Correspondence Address:
Geetakiran Arakkal
Professor of Dermatology, Venereology and Leprosy, Gandhi Medical College, Hyderabad, Telangana, India. House No. 2, Vayupuri, Sainikpuri, Hyderabad, Telangana - 500 094
India

Abstract

Mucormycosis is a potentially life-threatening and emerging angioinvasive fungal infection with a high mortality rate. Mucormycosis is caused by the ubiquitous filamentous fungi of the Mucorales, order of the class of Zygomycetes. They commonly occur in patients with uncontrolled diabetes mellitus, renal insufficiency, organ or stem cell transplant, malignancy, chronic use of iron-chelating agents and immunocompromised patients. Mucormycosis is being increasingly recognized in India as well, mainly in patients with uncontrolled diabetes or trauma. The infection is acquired by the inhalation of spores or by direct inoculation of the fungus into the damaged skin or mucosa. The common reported sites of mucormycosis are the sinuses, lungs and skin. The difficulty and delay in diagnosis due to its rarity usually results in a poor prognosis. To reduce the mortality and morbidity, early diagnosis and aggressive treatment are very important. We report a case of oral mucormycosis in a patient with diabetes mellitus involving the nasal cavity and maxillary and ethmoidal sinuses eroding the hard palate.



How to cite this article:
Arakkal G, Kasetty HK, Damarla S, Chintagunta S. Mucormycosis: A rare case report.Int J Oral Health Sci 2014;4:46-48


How to cite this URL:
Arakkal G, Kasetty HK, Damarla S, Chintagunta S. Mucormycosis: A rare case report. Int J Oral Health Sci [serial online] 2014 [cited 2021 Jan 20 ];4:46-48
Available from: https://www.ijohsjournal.org/text.asp?2014/4/1/46/151627


Full Text

 INTRODUCTION



Mucormycosis is a highly angioinvasive and a relentlessly progressive condition resulting in high morbidity and mortality. Mucormycosis represents an acute life-threatening opportunistic fungal infection with a high mortality rate caused by a group of distinctive mycoses that are ubiquitous, saprophytic fungi belonging to the class zygomycetes, order mucorales, family Mucoraceae, predominantly occurring in diabetics. [1]

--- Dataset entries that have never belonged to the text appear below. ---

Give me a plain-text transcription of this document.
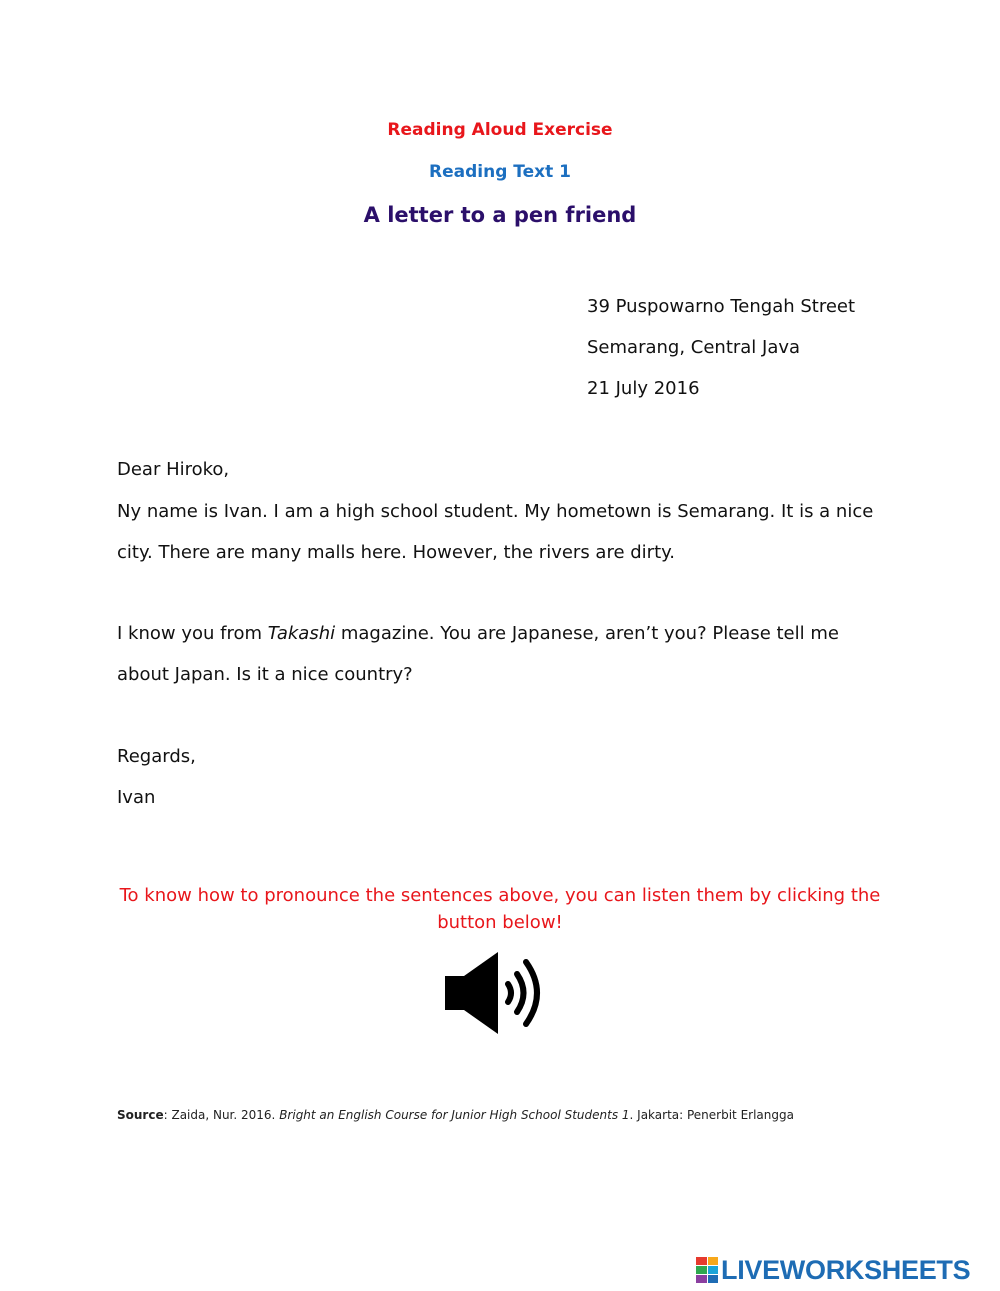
Reading Aloud Exercise
Reading Text 1
A letter to a pen friend
39 Puspowarno Tengah Street
Semarang, Central Java
21 July 2016
Dear Hiroko,
Ny name is Ivan. I am a high school student. My hometown is Semarang. It is a nice
city. There are many malls here. However, the rivers are dirty.
I know you from Takashi magazine. You are Japanese, aren’t you? Please tell me
about Japan. Is it a nice country?
Regards,
Ivan
To know how to pronounce the sentences above, you can listen them by clicking the button below!
Source: Zaida, Nur. 2016. Bright an English Course for Junior High School Students 1. Jakarta: Penerbit Erlangga
LIVEWORKSHEETS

Although the term phycomycosis and zygomycosis are occasionally used, mucormycosis is the most frequently used term, and it was first described by Paultauf in 1885. [2] It is the third common fungal infection after candidiasis and aspergillosis in diabetics and post-allogenic stem cell transplant patients. Up to 50% of patients presenting with mucormycosis are diabetics. [3]

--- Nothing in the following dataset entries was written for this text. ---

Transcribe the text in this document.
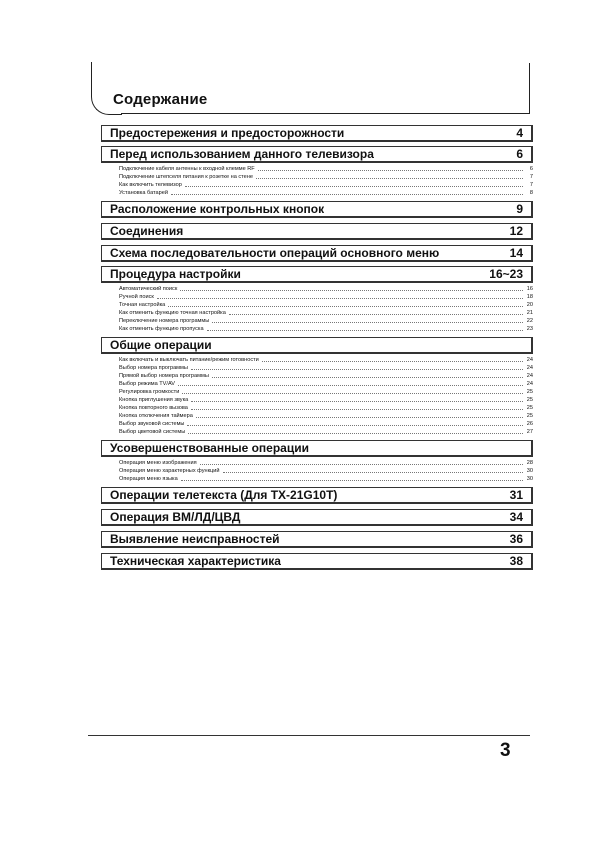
Содержание
Предостережения и предосторожности	4
Перед использованием данного телевизора	6
Подключение кабеля антенны к входной клемме RF	6
Подключение штепселя питания к розетке на стене	7
Как включить телевизор	7
Установка батарей	8
Расположение контрольных кнопок	9
Соединения	12
Схема последовательности операций основного меню	14
Процедура настройки	16~23
Автоматический поиск	16
Ручной поиск	18
Точная настройка	20
Как отменить функцию точная настройка	21
Переключение номера программы	22
Как отменить функцию пропуска	23
Общие операции
Как включать и выключать питание/режим готовности	24
Выбор номера программы	24
Прямой выбор номера программы	24
Выбор режима TV/AV	24
Регулировка громкости	25
Кнопка приглушения звука	25
Кнопка повторного вызова	25
Кнопка отключения таймера	25
Выбор звуковой системы	26
Выбор цветовой системы	27
Усовершенствованные операции
Операция меню изображения	28
Операция меню характерных функций	30
Операция меню языка	30
Операции телетекста (Для TX-21G10T)	31
Операция ВМ/ЛД/ЦВД	34
Выявление неисправностей	36
Техническая характеристика	38
3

Common predisposing factors include diabetes mellitus, neutropenia, desferoxamine use associated with dialysis, malnutrition, malignancy, renal failure and immunosuppressive therapy. [4]

Based on their anatomical location, six different clinical forms: Rhinocerebral, pulmonary, cutaneous, gastrointestinal, disseminated and miscellaneous, Involvement of bone or kidney, have been described. [4]

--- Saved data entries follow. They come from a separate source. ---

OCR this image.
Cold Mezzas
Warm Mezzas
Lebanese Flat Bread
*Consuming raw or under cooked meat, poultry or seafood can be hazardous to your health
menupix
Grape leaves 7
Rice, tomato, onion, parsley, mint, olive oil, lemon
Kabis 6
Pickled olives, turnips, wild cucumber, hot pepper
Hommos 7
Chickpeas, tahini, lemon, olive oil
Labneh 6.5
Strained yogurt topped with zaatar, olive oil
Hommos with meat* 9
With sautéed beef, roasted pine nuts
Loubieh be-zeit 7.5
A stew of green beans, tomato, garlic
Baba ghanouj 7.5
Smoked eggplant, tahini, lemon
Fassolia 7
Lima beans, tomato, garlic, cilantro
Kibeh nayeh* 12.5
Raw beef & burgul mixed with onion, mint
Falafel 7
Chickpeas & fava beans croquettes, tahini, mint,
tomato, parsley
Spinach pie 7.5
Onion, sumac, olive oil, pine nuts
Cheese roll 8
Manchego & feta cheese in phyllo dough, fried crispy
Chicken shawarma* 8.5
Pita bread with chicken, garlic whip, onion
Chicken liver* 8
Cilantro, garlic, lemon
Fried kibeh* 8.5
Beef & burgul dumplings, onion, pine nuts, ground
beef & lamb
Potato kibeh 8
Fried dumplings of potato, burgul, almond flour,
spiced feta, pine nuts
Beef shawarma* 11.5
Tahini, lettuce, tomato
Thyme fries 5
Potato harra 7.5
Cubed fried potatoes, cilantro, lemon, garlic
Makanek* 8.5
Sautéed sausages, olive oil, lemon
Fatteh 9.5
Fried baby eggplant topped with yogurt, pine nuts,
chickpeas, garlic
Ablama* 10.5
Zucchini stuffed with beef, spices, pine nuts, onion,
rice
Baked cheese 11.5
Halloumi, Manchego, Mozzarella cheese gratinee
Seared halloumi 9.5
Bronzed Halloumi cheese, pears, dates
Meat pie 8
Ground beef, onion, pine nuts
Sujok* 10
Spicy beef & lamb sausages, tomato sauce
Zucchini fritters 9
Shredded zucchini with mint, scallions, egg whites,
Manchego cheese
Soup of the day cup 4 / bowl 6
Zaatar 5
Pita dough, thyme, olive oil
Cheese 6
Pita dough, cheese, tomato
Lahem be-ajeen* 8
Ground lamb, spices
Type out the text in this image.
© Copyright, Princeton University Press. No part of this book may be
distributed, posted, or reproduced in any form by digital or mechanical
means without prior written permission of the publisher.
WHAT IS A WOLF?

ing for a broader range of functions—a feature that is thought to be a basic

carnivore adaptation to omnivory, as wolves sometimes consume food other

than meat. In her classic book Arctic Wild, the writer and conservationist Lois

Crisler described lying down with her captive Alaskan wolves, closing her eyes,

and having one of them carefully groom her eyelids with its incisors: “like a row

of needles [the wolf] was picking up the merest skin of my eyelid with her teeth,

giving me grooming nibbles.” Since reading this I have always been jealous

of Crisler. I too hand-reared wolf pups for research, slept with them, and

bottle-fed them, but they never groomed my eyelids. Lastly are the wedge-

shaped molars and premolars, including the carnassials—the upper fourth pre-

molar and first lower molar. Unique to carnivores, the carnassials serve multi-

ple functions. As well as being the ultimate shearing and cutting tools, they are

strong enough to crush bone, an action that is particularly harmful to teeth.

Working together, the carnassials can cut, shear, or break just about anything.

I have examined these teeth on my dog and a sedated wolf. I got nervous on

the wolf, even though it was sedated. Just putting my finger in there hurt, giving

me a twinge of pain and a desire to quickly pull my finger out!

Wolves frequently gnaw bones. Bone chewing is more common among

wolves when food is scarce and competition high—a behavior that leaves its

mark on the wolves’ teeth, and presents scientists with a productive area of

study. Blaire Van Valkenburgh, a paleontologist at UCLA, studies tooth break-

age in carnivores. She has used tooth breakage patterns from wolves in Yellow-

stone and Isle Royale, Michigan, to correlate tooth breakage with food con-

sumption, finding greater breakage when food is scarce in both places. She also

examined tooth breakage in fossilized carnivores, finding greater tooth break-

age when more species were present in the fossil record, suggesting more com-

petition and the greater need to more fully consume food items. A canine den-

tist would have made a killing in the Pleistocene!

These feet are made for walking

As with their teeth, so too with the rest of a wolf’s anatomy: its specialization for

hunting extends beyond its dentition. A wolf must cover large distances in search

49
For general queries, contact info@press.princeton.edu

It is usually found in the soil, and can also be cultured from the nasal mucosa of healthy individuals in whom no signs of infection are seen. [5] The infection is acquired by the inhalation of spores or by direct inoculation of the fungus into the damaged skin or mucosa. [6] Even though the organisms are aerobic, they can survive up to 5 days in vitro. [4]

The most commonly isolated genera are Rhizopus, Rhizomucor and Absidia. [3],[7],[8] Mucormycosis involving the facial, palatal, orbital, paranasal sinus or cerebral regions is termed as rhinocerebral mucormycosis. [9]

The fungus causing the infection invades the arteries, forms thrombi within the blood vessels that reduce blood supply and causes necrosis of the hard and soft tissues. Infected tissue may appear to be normal initially and later progress to an erythematous phase with or without edema, before turning violaceous and finally forming a black necrotic eschar. Tissue necrosis is the clinical hallmark of invasive mucormycosis due to angioinvasion and subsequent thrombosis.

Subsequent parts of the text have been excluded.